A number of speakers explained that technology alone doesn’t bring change, there needs to be a change in the way health and care services are designed and delivered and this may prove a challenge. Speakers who had piloted WSD explained that challenges ranged from the logistics of data collection to winning the hearts and minds of health professionals (some of whom might see telehealth as a threat to their jobs). Scaling up from small scale pilots was seen as a further challenge, as was ensuring data collected could be accessed by the people who needed it (ie interoperability between information systems). As Arina Burghouts explained problems could arise if telemonitoring information could only be found in the telemonitoring system, whereas the other medical information about the patient was stored in a separate hospital information system.

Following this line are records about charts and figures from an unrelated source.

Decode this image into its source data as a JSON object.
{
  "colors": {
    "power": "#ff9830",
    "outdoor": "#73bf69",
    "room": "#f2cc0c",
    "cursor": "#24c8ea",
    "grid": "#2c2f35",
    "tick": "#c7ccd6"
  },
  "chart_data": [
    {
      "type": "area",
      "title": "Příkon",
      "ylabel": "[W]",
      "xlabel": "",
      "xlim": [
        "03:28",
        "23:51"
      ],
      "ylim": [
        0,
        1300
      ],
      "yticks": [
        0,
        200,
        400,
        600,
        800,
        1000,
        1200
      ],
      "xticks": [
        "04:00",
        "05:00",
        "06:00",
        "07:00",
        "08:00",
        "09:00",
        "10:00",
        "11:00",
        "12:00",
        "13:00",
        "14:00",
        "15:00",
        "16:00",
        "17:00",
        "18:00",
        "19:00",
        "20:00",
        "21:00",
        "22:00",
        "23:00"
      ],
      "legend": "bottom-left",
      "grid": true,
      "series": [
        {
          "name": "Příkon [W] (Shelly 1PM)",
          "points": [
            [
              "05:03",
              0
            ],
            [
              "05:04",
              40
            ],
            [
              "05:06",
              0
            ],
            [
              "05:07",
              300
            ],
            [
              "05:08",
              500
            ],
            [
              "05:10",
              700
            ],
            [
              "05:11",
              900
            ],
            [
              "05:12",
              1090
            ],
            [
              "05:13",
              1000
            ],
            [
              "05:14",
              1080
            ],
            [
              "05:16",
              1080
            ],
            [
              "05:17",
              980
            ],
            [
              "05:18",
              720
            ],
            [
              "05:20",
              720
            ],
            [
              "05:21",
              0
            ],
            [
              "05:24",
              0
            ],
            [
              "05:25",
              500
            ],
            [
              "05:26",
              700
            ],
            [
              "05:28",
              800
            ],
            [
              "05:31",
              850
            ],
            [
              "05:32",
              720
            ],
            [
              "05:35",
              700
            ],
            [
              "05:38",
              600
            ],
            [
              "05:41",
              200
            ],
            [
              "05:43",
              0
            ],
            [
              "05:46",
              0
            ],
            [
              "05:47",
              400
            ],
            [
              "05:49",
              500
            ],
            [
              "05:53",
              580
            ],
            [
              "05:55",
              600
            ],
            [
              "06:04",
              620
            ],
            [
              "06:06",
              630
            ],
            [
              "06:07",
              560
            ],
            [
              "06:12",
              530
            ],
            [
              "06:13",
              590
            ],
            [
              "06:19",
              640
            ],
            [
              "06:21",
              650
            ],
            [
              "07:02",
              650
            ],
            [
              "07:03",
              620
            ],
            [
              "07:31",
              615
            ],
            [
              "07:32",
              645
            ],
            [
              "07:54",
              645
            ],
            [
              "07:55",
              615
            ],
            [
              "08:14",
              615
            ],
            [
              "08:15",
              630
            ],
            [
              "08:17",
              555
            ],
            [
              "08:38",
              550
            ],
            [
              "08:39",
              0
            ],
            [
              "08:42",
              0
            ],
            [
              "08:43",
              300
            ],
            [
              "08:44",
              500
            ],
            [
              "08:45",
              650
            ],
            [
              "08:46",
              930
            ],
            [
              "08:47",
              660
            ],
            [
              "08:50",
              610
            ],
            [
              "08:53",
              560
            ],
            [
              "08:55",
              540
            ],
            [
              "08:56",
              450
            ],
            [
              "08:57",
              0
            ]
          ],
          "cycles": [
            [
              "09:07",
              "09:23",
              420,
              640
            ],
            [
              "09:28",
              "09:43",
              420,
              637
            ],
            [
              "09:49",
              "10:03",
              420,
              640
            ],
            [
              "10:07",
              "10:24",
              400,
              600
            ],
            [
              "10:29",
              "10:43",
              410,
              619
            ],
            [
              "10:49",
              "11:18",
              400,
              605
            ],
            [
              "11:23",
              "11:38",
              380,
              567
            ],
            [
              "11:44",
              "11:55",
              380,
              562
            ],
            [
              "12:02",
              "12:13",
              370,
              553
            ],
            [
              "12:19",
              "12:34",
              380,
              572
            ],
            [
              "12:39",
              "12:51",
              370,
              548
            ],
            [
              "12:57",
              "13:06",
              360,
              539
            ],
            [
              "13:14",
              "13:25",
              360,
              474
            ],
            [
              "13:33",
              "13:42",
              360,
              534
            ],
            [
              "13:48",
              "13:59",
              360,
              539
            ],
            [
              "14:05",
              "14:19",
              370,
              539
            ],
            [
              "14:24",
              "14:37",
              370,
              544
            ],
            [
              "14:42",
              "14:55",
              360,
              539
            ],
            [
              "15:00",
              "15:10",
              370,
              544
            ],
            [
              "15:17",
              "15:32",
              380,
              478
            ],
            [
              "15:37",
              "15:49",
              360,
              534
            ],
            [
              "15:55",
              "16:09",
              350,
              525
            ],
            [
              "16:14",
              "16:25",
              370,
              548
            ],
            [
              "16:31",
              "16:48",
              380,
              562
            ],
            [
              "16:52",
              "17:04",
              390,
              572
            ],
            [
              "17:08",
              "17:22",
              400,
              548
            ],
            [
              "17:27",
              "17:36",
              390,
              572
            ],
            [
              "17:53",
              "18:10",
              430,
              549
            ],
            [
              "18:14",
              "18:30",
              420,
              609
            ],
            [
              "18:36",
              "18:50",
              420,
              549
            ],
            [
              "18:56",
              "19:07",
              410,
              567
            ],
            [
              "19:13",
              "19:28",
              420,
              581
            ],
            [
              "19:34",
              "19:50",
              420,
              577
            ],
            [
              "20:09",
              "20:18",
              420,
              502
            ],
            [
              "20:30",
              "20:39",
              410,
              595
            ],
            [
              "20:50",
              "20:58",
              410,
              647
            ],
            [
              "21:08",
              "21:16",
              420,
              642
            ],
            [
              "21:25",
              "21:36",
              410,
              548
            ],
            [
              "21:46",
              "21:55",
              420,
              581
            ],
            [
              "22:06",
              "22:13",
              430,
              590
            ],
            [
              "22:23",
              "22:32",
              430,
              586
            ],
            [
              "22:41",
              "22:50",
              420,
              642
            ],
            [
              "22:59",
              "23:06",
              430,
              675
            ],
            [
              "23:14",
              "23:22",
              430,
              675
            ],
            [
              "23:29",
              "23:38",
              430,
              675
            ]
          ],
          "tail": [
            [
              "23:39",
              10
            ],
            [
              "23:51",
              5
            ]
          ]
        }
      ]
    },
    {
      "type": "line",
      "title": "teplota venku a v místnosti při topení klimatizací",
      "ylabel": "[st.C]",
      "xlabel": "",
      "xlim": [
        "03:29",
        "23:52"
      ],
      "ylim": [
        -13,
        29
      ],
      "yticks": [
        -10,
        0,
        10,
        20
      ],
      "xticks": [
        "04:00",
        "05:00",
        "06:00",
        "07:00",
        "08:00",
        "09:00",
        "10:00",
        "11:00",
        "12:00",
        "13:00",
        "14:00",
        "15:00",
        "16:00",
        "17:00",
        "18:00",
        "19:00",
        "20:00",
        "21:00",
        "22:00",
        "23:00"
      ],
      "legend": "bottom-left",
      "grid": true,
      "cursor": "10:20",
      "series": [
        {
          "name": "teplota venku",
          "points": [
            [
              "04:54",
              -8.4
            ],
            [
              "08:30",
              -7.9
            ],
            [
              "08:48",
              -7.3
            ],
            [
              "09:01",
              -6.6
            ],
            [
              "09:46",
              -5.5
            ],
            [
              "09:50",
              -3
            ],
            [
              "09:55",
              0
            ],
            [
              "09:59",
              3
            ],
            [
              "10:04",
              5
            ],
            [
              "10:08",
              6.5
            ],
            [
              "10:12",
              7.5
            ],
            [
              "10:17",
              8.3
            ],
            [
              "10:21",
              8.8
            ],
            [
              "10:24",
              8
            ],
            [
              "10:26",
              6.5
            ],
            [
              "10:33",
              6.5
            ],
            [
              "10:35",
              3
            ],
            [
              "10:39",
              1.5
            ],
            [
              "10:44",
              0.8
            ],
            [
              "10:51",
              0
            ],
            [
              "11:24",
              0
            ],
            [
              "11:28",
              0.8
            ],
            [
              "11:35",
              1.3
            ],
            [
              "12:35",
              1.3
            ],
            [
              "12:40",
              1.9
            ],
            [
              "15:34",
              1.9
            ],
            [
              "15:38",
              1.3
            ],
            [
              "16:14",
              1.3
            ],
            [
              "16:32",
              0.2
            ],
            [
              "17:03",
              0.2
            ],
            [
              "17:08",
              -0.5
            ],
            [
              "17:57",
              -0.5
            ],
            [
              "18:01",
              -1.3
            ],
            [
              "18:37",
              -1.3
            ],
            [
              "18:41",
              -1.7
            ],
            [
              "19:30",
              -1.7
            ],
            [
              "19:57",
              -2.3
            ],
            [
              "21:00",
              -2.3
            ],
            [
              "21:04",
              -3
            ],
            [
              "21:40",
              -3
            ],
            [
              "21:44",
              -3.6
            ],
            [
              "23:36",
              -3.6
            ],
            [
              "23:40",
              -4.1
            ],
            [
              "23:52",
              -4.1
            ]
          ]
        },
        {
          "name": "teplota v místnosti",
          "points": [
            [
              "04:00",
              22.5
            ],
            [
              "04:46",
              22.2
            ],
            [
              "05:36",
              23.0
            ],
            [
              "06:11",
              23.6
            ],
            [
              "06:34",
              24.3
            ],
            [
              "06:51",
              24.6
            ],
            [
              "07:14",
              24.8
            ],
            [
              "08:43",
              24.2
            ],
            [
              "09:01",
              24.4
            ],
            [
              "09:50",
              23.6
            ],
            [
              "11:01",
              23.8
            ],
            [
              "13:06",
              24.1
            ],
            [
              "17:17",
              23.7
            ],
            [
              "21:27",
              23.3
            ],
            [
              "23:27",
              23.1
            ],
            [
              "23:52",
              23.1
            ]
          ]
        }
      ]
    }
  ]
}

Dr Nick Goodwin advised there are also questions about the variables involved (such as location, demographics, the nature of the control group and the type of impact measures used) and about what has really made the difference (the technology or the human contact in setting up and using the technology – as he asked, was it the technology or the tlc)? This is a possible example of the Hawthorne effect (where people change their behaviour due to the attention they are receiving from the researchers rather than what is actually being researched). As Professor Newman pointed out the WSD programme was a complex study, with complex findings and therefore open to different possible interpretations.
The UK government and Department of Health both appear committed to developing Telehealth and Telecare and have set the target of achieving three million patients accessing telehealth and telecare over the next five years – in the 3 Million Lives project. The project was launched in 2012.
The Second International Congress on Telehealth and Telecare took place at the King’s Fund, London from March 6th–8th 2012. Further information from the conference is available on the King's Fund website.
Conference Report published March 2012.